CHAPTER 2

by Hermione Granger-Snape

Severus Snape stood still and stared blankly at the portrait after Hermione had entered until the Fat Lady said, "Severus!"

His eyes focused on the source of the noise and he wished at once that they hadn't. The Fat Lady was glaring at him hands on her hips and floating beside her, looking like an over protective father, was Nearly Headless Nick.

"What, exactly," she asked firmly, "were you doing with Miss Granger at THIS time of night?"

"Since when are you on a first name basis with one of your students?" Nick demanded looking as if he would like to strangle Snape.

Severus Snape glared back at them belligerently and reminded himself that there wasn't anything he could do to hurt a ghost, unlike a poltergeist. Not that he would have tried if he could. Snape couldn't do anything to Nick, and he couldn't do anything to Snape. Given his present mood this was very fortunate since he had been a champion dueler and one of the most powerful wizards in the world before his untimely death. Ironically he had died not while he was fighting dark wizards, or while experimenting with new and dangerous forms of magic, no he'd slipped in a puddle one day and had the misfortune to fall with his head in precisely the right spot to be nearly beheaded by his cousin who was practicing swinging his sword.

The Fat Lady was another matter, but he knew that Dumbeldore and Filch would be extremely upset with him if they had to restore the Fat Lady's portrait, again, just because he'd lost his temper. While he would love to release the stress of the evening by rending her picture to bits he restrained himself, after all he did have more self control than Black.

"That is none of your concern!" Snape spat back at them, he turned to go, black robes billowing out behind him. Sensing Nick gliding forward to follow and harass him further, he paused a moment, looked back, and said, "Go ahead. Tell McGonagall. It won't change what's already happened." With that he whirled around and stalked off, a slight smirk on his face at what they would assume from that statement.

Nick scowled at him, but stoped persuing, knowing that McGonagall would beat the bastard within an inch of his life if Snape had done anything inappropriate to Hermione.

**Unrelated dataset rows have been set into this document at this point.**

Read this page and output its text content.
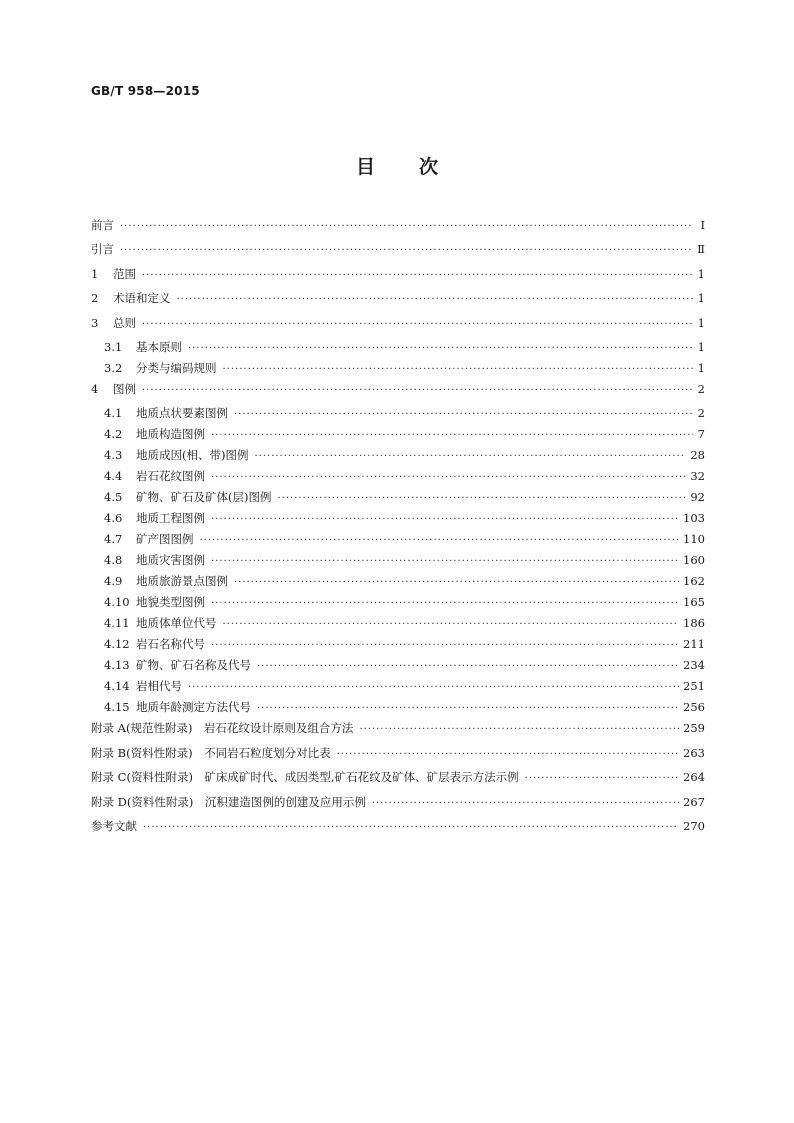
GB/T 958—2015
目 次
前言 ·····	Ⅰ
引言 ·····	Ⅱ
1	范围 ·····	1
2	术语和定义 ·····	1
3	总则 ·····	1
3.1	基本原则 ·····	1
3.2	分类与编码规则 ·····	1
4	图例 ·····	2
4.1	地质点状要素图例 ·····	2
4.2	地质构造图例 ·····	7
4.3	地质成因(相、带)图例 ·····	28
4.4	岩石花纹图例 ·····	32
4.5	矿物、矿石及矿体(层)图例 ·····	92
4.6	地质工程图例 ·····	103
4.7	矿产图图例 ·····	110
4.8	地质灾害图例 ·····	160
4.9	地质旅游景点图例 ·····	162
4.10 地貌类型图例 ·····	165
4.11 地质体单位代号 ·····	186
4.12 岩石名称代号 ·····	211
4.13 矿物、矿石名称及代号 ·····	234
4.14 岩相代号 ·····	251
4.15 地质年龄测定方法代号 ·····	256
附录 A(规范性附录)　岩石花纹设计原则及组合方法 ·····	259
附录 B(资料性附录)　不同岩石粒度划分对比表 ·····	263
附录 C(资料性附录)　矿床成矿时代、成因类型,矿石花纹及矿体、矿层表示方法示例 ·····	264
附录 D(资料性附录)　沉积建造图例的创建及应用示例 ·····	267
参考文献 ·····	270
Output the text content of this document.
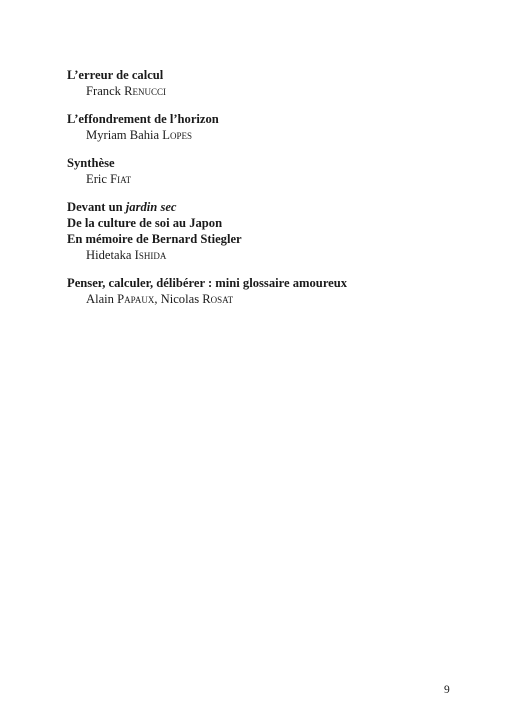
L’erreur de calcul
Franck Renucci
L’effondrement de l’horizon
Myriam Bahia Lopes
Synthèse
Eric Fiat
Devant un jardin sec
De la culture de soi au Japon
En mémoire de Bernard Stiegler
Hidetaka Ishida
Penser, calculer, délibérer : mini glossaire amoureux
Alain Papaux, Nicolas Rosat
9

"Hummph," was the Fat Lady's only response watching Snape as he marched purposefully down the hall, and noted that the way his cloak blend into the surrounding darkness made him look like a malevolent specter stalking its prey.

Severus angrily made his way towards Dumbeldore's office. He understood their concerns but, with his nerves still on edge from the Death Eaters meeting, and the shock of Hermione Granger, a Gryffindor muggle born of all people, now being his "official" fiancee, he had no patience for the prying questions from a nosy busybody painting and an irate ghost.

Severus stopped for a moment mere meters from the entrance to Dumbeldore's office.

What HAD Hermione been doing out in the forbidden forest without Potter and tag-along Weasley?

Shaking his head briefly Severus approached the gargoyle and spat, "Butter-beer," at the statue pausing till it had opened just enough to allow him past and then rushed up the stairs to Dumbeldore's office. He was beginning to realize all the work he would have to do if Hermione continued to play his future consort and, even worse, he began to contemplate his own fate should she choose not to play along with the deception. The worst part wasn't that he might be killed, Severus had long ago ceased to value his own life, but that she and other innocent people might, no, would suffer if his position as a spy were revealed.

The Aurors desperately needed the information he was providing. In many ways Severus Snape was the sole reason Voldemort was still fighting for control. Somehow up to this point he had managed to shift the blame for failures unobtrusively to loyal Death Eaters, but now that he supposedly had a muggle as his intended everything he did would be closely scrutinized.

The game for had just gotten a lot more dangerous.